Juliane Leopold ist Chefredakteurin Digitales von ARD-aktuell.
Warum setzt nun auch die tagesschau auf freie Creative-Commons-Lizenzen?
Juliane Leopold: Als tagesschau sind wir besonders dem öffentlich-rechtlichen Auftrag verpflichtet, zur freien Meinungsbildung und zur Orientierung in der Gesellschaft beizutragen. CC-Lizenzen ermöglichen es uns, dass wir bestimmte Inhalte leichter rechtssicher nutzbar machen können, zum Beispiel für Bildungseinrichtungen. Dabei geht es in erster Linie um Erklärinhalte, die wir vor allem für unsere Digitalkanäle erstellen. So beantworten wir in den sozialen Netzwerken oder bei tagesschau.de immer wieder aktuelle Fragen, die sich angesichts politischer oder gesellschaftlicher Entwicklungen stellen. Diese Inhalte werden oft von Bildungseinrichtungen angefragt, jetzt ist eine Nutzung rechtssicher und unkompliziert möglich. So machen wir das bereits seit mehr als zwei Jahren.
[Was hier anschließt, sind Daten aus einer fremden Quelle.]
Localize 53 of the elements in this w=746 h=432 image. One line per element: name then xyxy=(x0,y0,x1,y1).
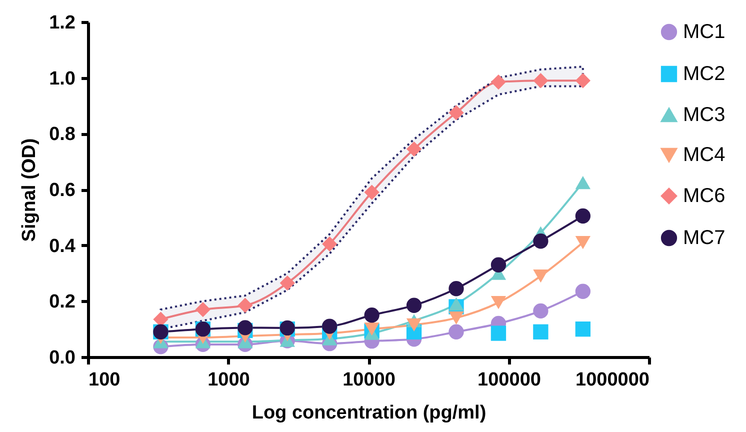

Dass wir seit ein paar Monaten durch die freie CC-Lizenz zusätzlich auch außerhalb unserer eigenen Angebote, zum Beispiel bei Wikipedia, Menschen mit unseren Inhalten erreichen können, ist natürlich toll. Aus unserer Sicht stärkt das unseren Beitrag zum gesellschaftlichen Diskurs. Unsere Inhalte werden so einem noch größeren Kreis von Nutzenden zugänglich gemacht.
Was verspricht sich die ARD von Freigaben für öffentlich-rechtliche Wissensinhalte?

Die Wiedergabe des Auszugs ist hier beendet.